Transparent monitoring mechanisms should be introduced to ensure compliance. The use of inducements, whether direct or indirect, must attract meaningful sanctions. Unanimously acceptable technology must also be embraced to give comfort to all aspirants, enhance transparency in voting, and reduce opportunities for manipulation. In fact, the contest for the office of the President of the country is, in some respects, less demanding than that of a national officer of the Bar Association, who is expected to visit numerous branches across the country to garner meaningful support. This is unduly burdensome. Although I may not have a complete solution at this stage, it is evident that this model must be urgently reviewed to reduce the trauma associated with participation. What is particularly worrisome is the sheer number of branch visits required and the attendant financial implications, which are sufficient to discourage and frustrate genuinely capable aspirants. Equally important is the reorientation of members away from material inducements toward issue-based engagement.
Members must begin to interrogate candidates not on what they can offer materially, but on what they stand for intellectually and ethically. What is their vision for the Bar? How do they intend to strengthen the profession? What reforms do they propose? These are the questions that should define electoral choices. Leadership within the Bar must once again be seen as a call to serve, not an avenue for personal advancement or patronage. The dignity of the profession demands nothing less. As custodians of justice, lawyers must hold themselves to a higher standard. Anything short of this diminishes not only the profession but also the society it serves. Ultimately, we must ask ourselves whether we are prepared to restore the dignity of the profession or continue on this path of gradual decline.

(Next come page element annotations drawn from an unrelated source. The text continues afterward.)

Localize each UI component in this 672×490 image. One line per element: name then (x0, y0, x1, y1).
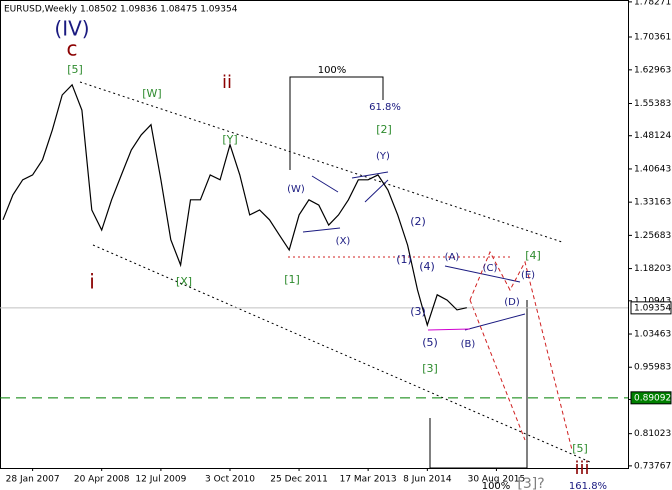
y-tick-label: 1.10943 (634, 296, 671, 306)
wave-label: [2] (376, 123, 392, 136)
wave-label: (IV) (54, 17, 89, 41)
x-tick-label: 28 Jan 2007 (6, 475, 60, 485)
y-tick-label: 1.18203 (634, 264, 671, 274)
x-tick-label: 17 Mar 2013 (340, 475, 397, 485)
wave-label: ii (222, 72, 232, 93)
y-tick-label: 1.70361 (634, 32, 671, 42)
wave-label: (4) (419, 260, 435, 273)
wave-label: [5] (67, 63, 83, 76)
y-tick-label: 1.03463 (634, 330, 671, 340)
wave-label: [X] (176, 275, 192, 288)
wave-line (427, 328, 471, 331)
y-tick-label: 1.55383 (634, 99, 671, 109)
plot-frame (0, 0, 629, 469)
y-tick-label: 1.25683 (634, 231, 671, 241)
projection (469, 250, 573, 451)
wave-line (444, 265, 521, 283)
wave-label: [W] (142, 87, 161, 100)
wave-label: (B) (461, 339, 476, 350)
wave-label: c (67, 37, 78, 61)
wave-label: (3) (410, 305, 426, 318)
wave-line (351, 171, 389, 179)
chart-title: EURUSD,Weekly 1.08502 1.09836 1.08475 1.… (4, 5, 238, 15)
x-tick-label: 3 Oct 2010 (205, 475, 255, 485)
price-label-box (630, 301, 672, 315)
x-tick-label: 25 Dec 2011 (270, 475, 328, 485)
x-tick-label: 12 Jul 2009 (135, 475, 186, 485)
wave-drawings (79, 76, 591, 469)
y-tick-label: 0.73767 (634, 461, 671, 471)
wave-line (302, 227, 341, 233)
wave-label: (E) (521, 270, 535, 281)
wave-label: (5) (422, 336, 438, 349)
y-tick-label: 1.78271 (634, 0, 671, 7)
x-tick-label: 30 Aug 2015 (468, 475, 526, 485)
wave-label: [Y] (222, 133, 237, 146)
bracket-bottom (429, 300, 528, 469)
wave-label: 161.8% (569, 481, 607, 490)
wave-label: i (89, 270, 95, 294)
y-tick-label: 1.33163 (634, 198, 671, 208)
wave-label: (Y) (376, 151, 390, 162)
y-tick-label: 1.48124 (634, 131, 671, 141)
wave-label: [3] (422, 362, 438, 375)
price-label-box (630, 391, 672, 405)
wave-label: (X) (336, 236, 351, 247)
wave-label: iii (574, 458, 589, 479)
wave-label: [1] (284, 273, 300, 286)
wave-label: (A) (445, 252, 460, 263)
wave-label: (1) (396, 253, 412, 266)
y-tick-label: 0.81023 (634, 429, 671, 439)
wave-line (464, 313, 526, 331)
y-tick-label: 0.95983 (634, 363, 671, 373)
wave-label: [4] (525, 249, 541, 262)
wave-label: [5] (572, 442, 588, 455)
bracket-top (289, 76, 384, 170)
wave-label: (C) (483, 263, 498, 274)
wave-label: 61.8% (369, 102, 401, 113)
price-label: 1.09354 (634, 303, 671, 313)
y-tick-label: 1.40643 (634, 164, 671, 174)
price-label: 0.89092 (634, 393, 671, 403)
wave-label: [3]? (517, 476, 544, 490)
wave-label: 100% (482, 481, 511, 490)
wave-label: (2) (410, 215, 426, 228)
wave-label: (D) (504, 297, 520, 308)
wave-label: (W) (287, 184, 305, 195)
price-line (2, 83, 467, 328)
wave-label: 100% (318, 65, 347, 76)
y-tick-label: 1.62963 (634, 65, 671, 75)
wave-line (311, 175, 339, 193)
x-tick-label: 8 Jun 2014 (403, 475, 452, 485)
channel-bottom (92, 244, 591, 463)
x-tick-label: 20 Apr 2008 (74, 475, 130, 485)
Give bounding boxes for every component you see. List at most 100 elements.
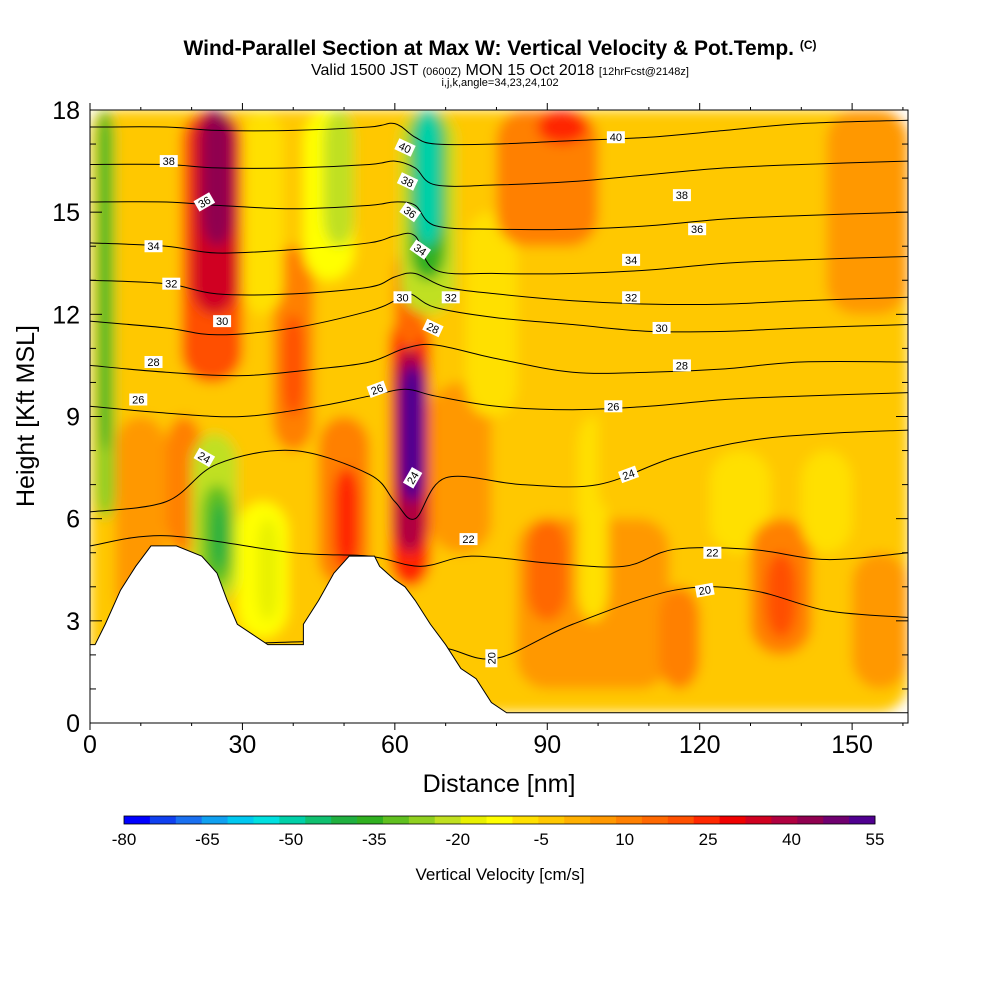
chart-title-mark: (C) [799,38,817,52]
subtitle-date: MON 15 Oct 2018 [465,62,595,79]
velocity-cell [826,110,908,315]
contour-label: 24 [618,465,640,484]
velocity-cell [765,552,797,638]
colorbar-swatch [331,816,358,824]
contour-label: 34 [144,240,163,253]
colorbar-swatch [124,816,151,824]
velocity-cell [399,365,426,502]
contour-label-text: 26 [370,382,386,397]
isentrope-line [90,388,908,418]
contour-label: 34 [409,239,432,260]
contour-label-text: 36 [197,195,214,212]
x-tick-label: 60 [381,731,409,759]
contour-label: 32 [162,277,181,291]
colorbar-tick-label: -35 [362,830,387,849]
contour-label: 28 [422,318,444,338]
contour-label: 26 [604,400,623,413]
contour-label: 20 [485,649,498,668]
velocity-cell [496,110,599,247]
contour-label-text: 26 [132,394,144,406]
colorbar-swatch [616,816,643,824]
colorbar-swatch [253,816,280,824]
contour-label: 36 [399,202,421,223]
velocity-cell [257,518,278,621]
colorbar-swatch [227,816,254,824]
contour-label: 22 [459,533,478,546]
velocity-cell [211,501,228,570]
y-tick-label: 15 [52,199,80,227]
velocity-cell [465,212,517,417]
contour-label-text: 20 [486,652,498,664]
contour-label: 26 [129,393,148,406]
chart-title: Wind-Parallel Section at Max W: Vertical… [0,37,1000,61]
colorbar-swatch [641,816,669,824]
y-tick-label: 9 [66,404,80,432]
x-tick-label: 0 [83,731,97,759]
colorbar-tick-label: 25 [699,830,718,849]
contour-label: 30 [393,291,412,304]
colorbar-swatch [849,816,876,824]
chart-title-text: Wind-Parallel Section at Max W: Vertical… [183,37,794,60]
terrain-mask [90,545,908,723]
contour-label: 24 [402,467,423,489]
colorbar-tick-label: -5 [534,830,549,849]
contour-label-text: 24 [196,450,213,467]
velocity-cell [333,467,360,570]
velocity-cell [283,314,304,417]
colorbar-swatch [201,816,228,824]
velocity-cell [354,110,395,417]
contour-label-text: 30 [216,316,228,328]
contour-label: 24 [193,447,216,468]
x-axis-label: Distance [nm] [423,770,576,798]
colorbar-swatch [797,816,824,824]
colorbar-swatch [512,816,539,824]
y-tick-label: 18 [52,97,80,125]
colorbar-frame [123,815,876,825]
contour-label: 28 [144,356,163,369]
colorbar-tick-label: 55 [866,830,885,849]
contour-label-text: 32 [445,292,457,304]
contour-label: 36 [193,192,216,212]
colorbar-swatch [175,816,203,824]
contour-label: 28 [672,359,691,372]
colorbar-tick-label: 40 [782,830,801,849]
x-tick-label: 120 [679,731,721,759]
contour-label: 22 [703,546,722,560]
colorbar-swatch [305,816,332,824]
x-tick-label: 150 [831,731,873,759]
contour-label: 38 [396,172,419,191]
colorbar-swatch [719,816,746,824]
colorbar-tick-label: 10 [615,830,634,849]
contour-label: 36 [688,223,707,236]
colorbar-swatch [823,816,850,824]
colorbar-swatch [590,816,617,824]
velocity-cell [659,586,700,689]
contour-label-text: 24 [621,468,637,483]
contour-label-text: 28 [676,360,688,372]
isentrope-line [90,293,908,336]
isentrope-line [90,232,908,275]
terrain [90,545,908,723]
colorbar-swatch [434,816,462,824]
colorbar-swatch [667,816,695,824]
velocity-cell [801,450,853,553]
colorbar-tick-label: -80 [112,830,137,849]
x-tick-label: 90 [533,731,561,759]
velocity-cell [201,110,233,247]
contour-label-text: 38 [399,174,415,190]
velocity-cell [526,518,568,621]
contour-label-text: 28 [147,357,159,369]
colorbar-swatch [564,816,591,824]
y-axis-label: Height [Kft MSL] [12,325,40,507]
contour-label: 26 [366,380,388,398]
contour-label-text: 40 [610,132,622,144]
contour-label-text: 30 [655,323,667,335]
contour-label-text: 22 [706,548,718,560]
y-tick-label: 6 [66,506,80,534]
colorbar-label: Vertical Velocity [cm/s] [415,865,584,884]
isentrope-line [90,535,908,568]
isentrope-line [90,201,908,231]
colorbar-tick-label: -65 [195,830,220,849]
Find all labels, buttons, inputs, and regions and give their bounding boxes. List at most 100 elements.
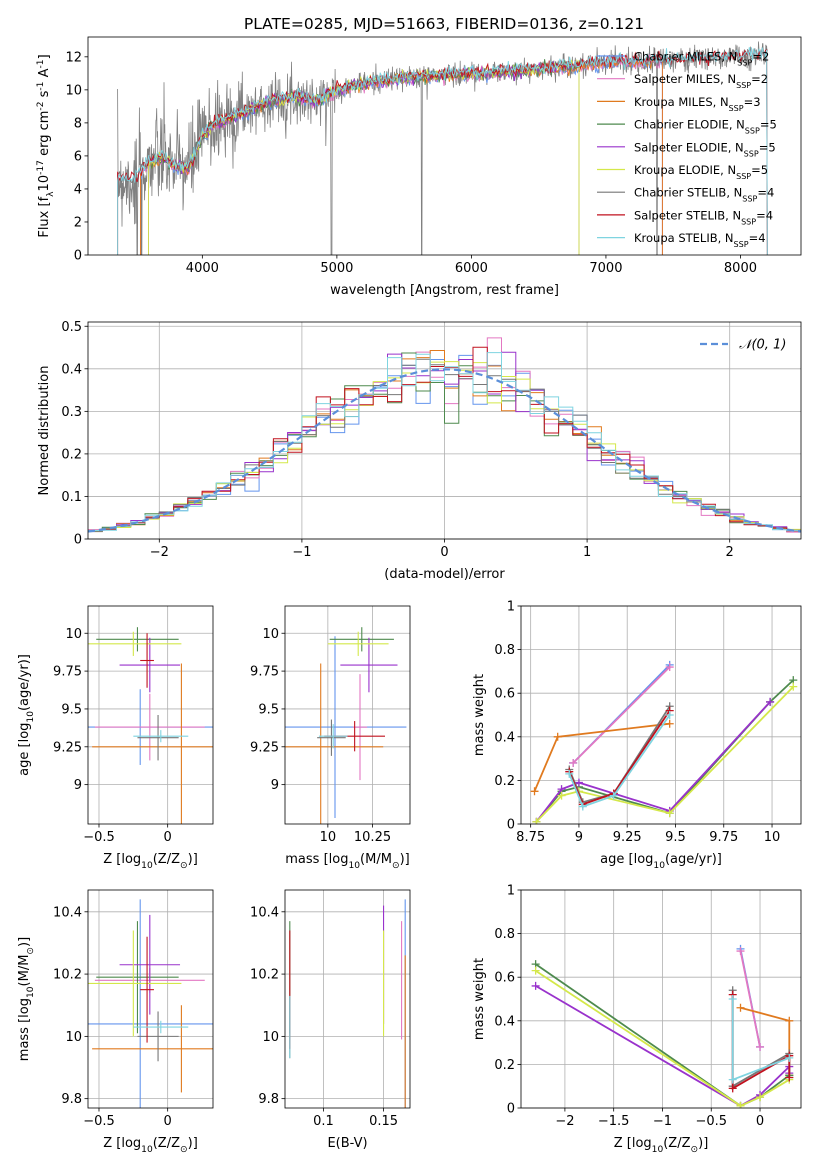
errorbar-point-chabrier_elodie — [329, 627, 394, 652]
legend: 𝒩(0, 1) — [700, 338, 786, 353]
y-tick-label: 0 — [74, 249, 82, 264]
y-tick-label: 9.5 — [258, 702, 279, 717]
errorbar-point-kroupa_stelib — [318, 724, 348, 749]
legend-label: Salpeter STELIB, NSSP=4 — [634, 208, 773, 226]
y-axis-label: Flux [fλ10-17 erg cm-2 s-1 A-1] — [36, 54, 56, 237]
axes-frame — [87, 605, 214, 825]
errorbar-point-chabrier_elodie — [96, 627, 179, 652]
weight-marker — [569, 758, 578, 767]
x-tick-label: −0.5 — [83, 1114, 115, 1129]
plot-area — [531, 944, 794, 1108]
weight-line — [535, 686, 794, 823]
grid — [285, 606, 410, 824]
errorbar-point-salpeter_stelib — [140, 936, 154, 1043]
y-tick-label: 0.5 — [61, 320, 82, 335]
y-tick-label: 0.4 — [494, 730, 515, 745]
grid — [285, 890, 410, 1108]
x-axis-label: mass [log10(M/M⊙)] — [285, 852, 409, 871]
axes-frame — [520, 605, 802, 825]
y-axis-label: mass weight — [472, 674, 487, 756]
y-tick-label: 9 — [271, 778, 279, 793]
legend-label: Salpeter MILES, NSSP=2 — [634, 72, 768, 90]
y-tick-label: 10 — [65, 1030, 82, 1045]
x-tick-label: 2 — [726, 545, 734, 560]
y-tick-label: 0.6 — [494, 971, 515, 986]
weight-marker — [532, 817, 541, 824]
model-spectrum-salpeter_elodie — [148, 60, 580, 255]
errorbar-point-salpeter_elodie — [340, 637, 398, 693]
y-axis-label: mass weight — [472, 958, 487, 1040]
legend: Chabrier MILES, NSSP=2 Salpeter MILES, NS… — [597, 50, 777, 249]
y-tick-label: 1 — [507, 600, 515, 615]
y-tick-label: 0.8 — [494, 927, 515, 942]
y-tick-label: 2 — [74, 215, 82, 230]
legend-entry: Chabrier MILES, NSSP=2 — [597, 50, 769, 68]
y-tick-label: 10 — [262, 1030, 279, 1045]
x-tick-label: −1 — [653, 1114, 672, 1129]
y-tick-label: 9.8 — [61, 1092, 82, 1107]
legend-label: Chabrier MILES, NSSP=2 — [634, 50, 769, 68]
errorbar-point-salpeter_elodie — [119, 637, 181, 693]
weight-marker — [728, 1075, 737, 1084]
errorbar-point-kroupa_stelib — [133, 730, 189, 743]
chart-mass_vs_Z: −0.5 0 9.8 10 10.2 10.4 Z [log10(Z/Z⊙)] mass [l… — [17, 889, 214, 1155]
errorbar-point-chabrier_stelib — [137, 1011, 179, 1062]
legend-label: 𝒩(0, 1) — [739, 338, 786, 353]
y-tick-label: 9.75 — [53, 665, 82, 680]
plot-area — [117, 41, 768, 255]
y-tick-label: 10 — [65, 83, 82, 98]
plot-area — [289, 899, 406, 1108]
x-tick-label: 6000 — [455, 261, 488, 276]
y-tick-label: 0 — [74, 533, 82, 548]
legend-entry: Salpeter MILES, NSSP=2 — [597, 72, 768, 90]
errorbar-point-kroupa_elodie — [88, 930, 182, 1037]
x-tick-label: 8.75 — [516, 830, 545, 845]
x-tick-label: 0 — [756, 1114, 764, 1129]
axes-frame — [520, 889, 802, 1109]
x-axis-label: E(B-V) — [327, 1136, 367, 1151]
chart-weight_vs_age: 8.75 9 9.25 9.5 9.75 10 0 0.2 0.4 0.6 0.8 1 age [log… — [472, 600, 802, 871]
axes-frame — [284, 889, 411, 1109]
weight-series-salpeter_elodie — [532, 697, 775, 824]
y-tick-label: 10.2 — [53, 968, 82, 983]
y-tick-label: 9 — [74, 778, 82, 793]
weight-series-kroupa_stelib — [565, 711, 674, 811]
weight-marker — [728, 995, 737, 1003]
y-tick-label: 12 — [65, 50, 82, 65]
weight-line — [535, 969, 790, 1107]
plot-area — [530, 660, 798, 824]
legend-label: Kroupa MILES, NSSP=3 — [634, 95, 761, 113]
x-axis-label: wavelength [Angstrom, rest frame] — [330, 283, 559, 298]
y-tick-label: 0.2 — [494, 1058, 515, 1073]
grid — [521, 889, 801, 1109]
legend-entry: Kroupa STELIB, NSSP=4 — [597, 231, 766, 249]
errorbar-point-kroupa_miles — [92, 663, 213, 824]
model-spectrum-kroupa_miles — [140, 55, 663, 255]
chart-spectrum: 4000 5000 6000 7000 8000 0 2 4 6 8 10 12 wavelength … — [36, 36, 802, 298]
y-tick-label: 0.3 — [61, 405, 82, 420]
y-tick-label: 10 — [262, 627, 279, 642]
errorbar-point-chabrier_elodie — [96, 921, 179, 1034]
chart-age_vs_Z: −0.5 0 9 9.25 9.5 9.75 10 Z [log10(Z/Z⊙)] age [l… — [17, 605, 214, 871]
legend-entry: Salpeter STELIB, NSSP=4 — [597, 208, 773, 226]
errorbar-point-kroupa_miles — [285, 663, 384, 824]
y-tick-label: 10.4 — [250, 905, 279, 920]
weight-marker — [728, 1084, 737, 1093]
weight-marker — [785, 1073, 794, 1082]
x-tick-label: −2 — [555, 1114, 574, 1129]
errorbar-point-chabrier_stelib — [317, 719, 346, 756]
x-tick-label: −1 — [292, 545, 311, 560]
weight-series-salpeter_stelib — [565, 706, 674, 809]
y-axis-label: Normed distribution — [37, 366, 52, 496]
y-tick-label: 0.4 — [61, 362, 82, 377]
weight-marker — [665, 663, 674, 672]
weight-marker — [531, 966, 540, 975]
histogram-chabrier_elodie — [88, 352, 801, 532]
legend-label: Chabrier ELODIE, NSSP=5 — [634, 118, 777, 136]
axes-frame — [87, 321, 802, 540]
weight-marker — [789, 682, 798, 691]
chart-age_vs_mass: 10 10.25 9 9.25 9.5 9.75 10 mass [log10(M/M⊙)] — [250, 605, 411, 871]
weight-line — [739, 950, 761, 1048]
x-tick-label: −1.5 — [598, 1114, 630, 1129]
x-tick-label: −0.5 — [695, 1114, 727, 1129]
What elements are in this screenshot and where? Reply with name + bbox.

The Bar cannot afford to mirror the worst tendencies of the political class it is meant to check. If it does, it loses not only its moral authority but also its relevance in the broader quest for justice and societal progress. The choice before us is clear but demanding. It requires courage, honesty, and a willingness to confront uncomfortable truths. It requires leaders who are prepared to rise above personal interests and members who are willing to reject inducements in favour of integrity. It requires, above all, a return to first principles. For if the foundation be destroyed, what can the righteous do? The Association, just like the profession itself, urgently requires rescue.